В погребке на Тверской разыскан был обладатель прекрасного тенора, звучного, чистого и высокого, особенно выразительного в печальных, заунывных песнях. Это был Михайло Ефремович Соболев, служивший приказчиком винного погребка. Некоторые находили, что голосом он не уступал тогдашнему знаменитому итальянскому певцу Марио, и Михайло Ефремович не прочь был показать, что он знает толк и в ариях. Но не это было его силой, а народные песни, послушать которые сходились не только любители, но и мастера пения. Для пения отведено было особое помещение над погребком, и многие люди приходили сюда не как в отделение кабачка, а как в концертную залу, довольно просторную, чтобы насладиться русскими песнями. Когда Соболев пел «Размолодчики», «Не белых снегов во поле чистом», «Вспомни, любезная, мою прежнюю любовь», разливаясь серебряным голосом, заражая до спазм в горле неизбывною кручиною чувства, то даже Тертий Филиппов, которого считали одного соперником Соболева, замирал от волнения. Островский слушал песни с видимой сдержанностью в противоположность Аполлону Григорьеву, выражавшему свои чувства откровенно и бурно. Но по тому, как, прищурясь, восхищенно смотрел временами Островский на певца или как темнели в задумчивости его светлые, немного скошенные по-восточному к вискам глаза, было видно, что песня сильно действовала на него, глубоко западала ему в душу. И сам он певал негромким приятным голосом, но не народные песни, а романсы, и когда со временем перестал петь, то знакомые, особенно женщины, жалели, что лишились удовольствия слышать такой приятный голос…

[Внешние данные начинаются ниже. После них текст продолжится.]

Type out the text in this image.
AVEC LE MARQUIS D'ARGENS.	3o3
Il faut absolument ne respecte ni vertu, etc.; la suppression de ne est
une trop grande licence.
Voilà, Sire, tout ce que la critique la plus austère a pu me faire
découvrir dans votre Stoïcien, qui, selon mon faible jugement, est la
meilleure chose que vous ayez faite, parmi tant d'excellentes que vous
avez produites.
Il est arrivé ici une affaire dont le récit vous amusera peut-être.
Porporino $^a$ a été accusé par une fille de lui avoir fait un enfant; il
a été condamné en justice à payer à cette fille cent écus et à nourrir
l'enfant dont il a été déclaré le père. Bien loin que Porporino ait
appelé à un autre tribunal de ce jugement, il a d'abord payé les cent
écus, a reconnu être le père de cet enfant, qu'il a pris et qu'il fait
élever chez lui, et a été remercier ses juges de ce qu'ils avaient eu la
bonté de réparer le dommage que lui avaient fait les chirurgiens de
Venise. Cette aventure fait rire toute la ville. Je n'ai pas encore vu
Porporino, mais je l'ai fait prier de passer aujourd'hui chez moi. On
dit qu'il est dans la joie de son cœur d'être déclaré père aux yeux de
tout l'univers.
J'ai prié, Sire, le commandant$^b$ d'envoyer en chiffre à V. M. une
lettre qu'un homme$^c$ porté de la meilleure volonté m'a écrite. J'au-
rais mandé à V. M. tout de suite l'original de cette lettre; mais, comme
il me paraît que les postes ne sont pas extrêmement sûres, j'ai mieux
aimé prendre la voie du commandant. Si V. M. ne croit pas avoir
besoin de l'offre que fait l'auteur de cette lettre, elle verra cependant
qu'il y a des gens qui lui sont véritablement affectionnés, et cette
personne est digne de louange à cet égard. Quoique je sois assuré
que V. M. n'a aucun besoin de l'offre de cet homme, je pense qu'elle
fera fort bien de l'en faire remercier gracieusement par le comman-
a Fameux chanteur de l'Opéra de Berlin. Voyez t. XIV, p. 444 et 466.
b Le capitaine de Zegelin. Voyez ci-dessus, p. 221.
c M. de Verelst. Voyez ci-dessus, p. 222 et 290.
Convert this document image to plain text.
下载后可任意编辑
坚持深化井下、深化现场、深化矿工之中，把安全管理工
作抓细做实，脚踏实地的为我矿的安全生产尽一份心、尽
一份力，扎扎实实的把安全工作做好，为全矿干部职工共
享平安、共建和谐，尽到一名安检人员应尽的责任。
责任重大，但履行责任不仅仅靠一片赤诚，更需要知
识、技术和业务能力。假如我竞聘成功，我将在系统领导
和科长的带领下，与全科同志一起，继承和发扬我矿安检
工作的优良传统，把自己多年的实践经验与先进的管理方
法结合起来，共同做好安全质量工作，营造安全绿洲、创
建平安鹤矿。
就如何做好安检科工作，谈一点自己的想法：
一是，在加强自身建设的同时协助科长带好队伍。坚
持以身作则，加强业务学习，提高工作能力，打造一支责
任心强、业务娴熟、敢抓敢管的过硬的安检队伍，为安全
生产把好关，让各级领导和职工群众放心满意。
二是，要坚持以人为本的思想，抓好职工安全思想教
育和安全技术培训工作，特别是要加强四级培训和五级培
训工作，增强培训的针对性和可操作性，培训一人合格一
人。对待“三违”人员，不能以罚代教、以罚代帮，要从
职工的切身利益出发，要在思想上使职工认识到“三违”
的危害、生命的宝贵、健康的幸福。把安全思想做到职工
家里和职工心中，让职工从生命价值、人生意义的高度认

Влияние народных песен на кружок и на всех, кто сближался с ним, было так сильно, что, например, поэт Л. А. Мей, до этого писавший произведения на восточные и римские темы, был покорен русскими песнями, пережил глубокий перелом в своем миросозерцании и творчестве, обратился к народным мотивам, к отечественной истории, написав исторические драмы из русской старины «Псковитянка» и «Царская невеста».

Но не одни литераторы составляли кружок Островского, были здесь и люди, далекие от литературы, но сделавшиеся необходимостью кружка, составлявшие как бы его бытовую почву. Раньше, в доме, когда к отцу Островского приходили «клиенты», затем в совестном, коммерческом судах он наблюдал купцов и простолюдинов все-таки со стороны, хотя и многое почерпнул из их разговоров, поведения, дел. Теперь он сблизился с некоторыми из них дружески.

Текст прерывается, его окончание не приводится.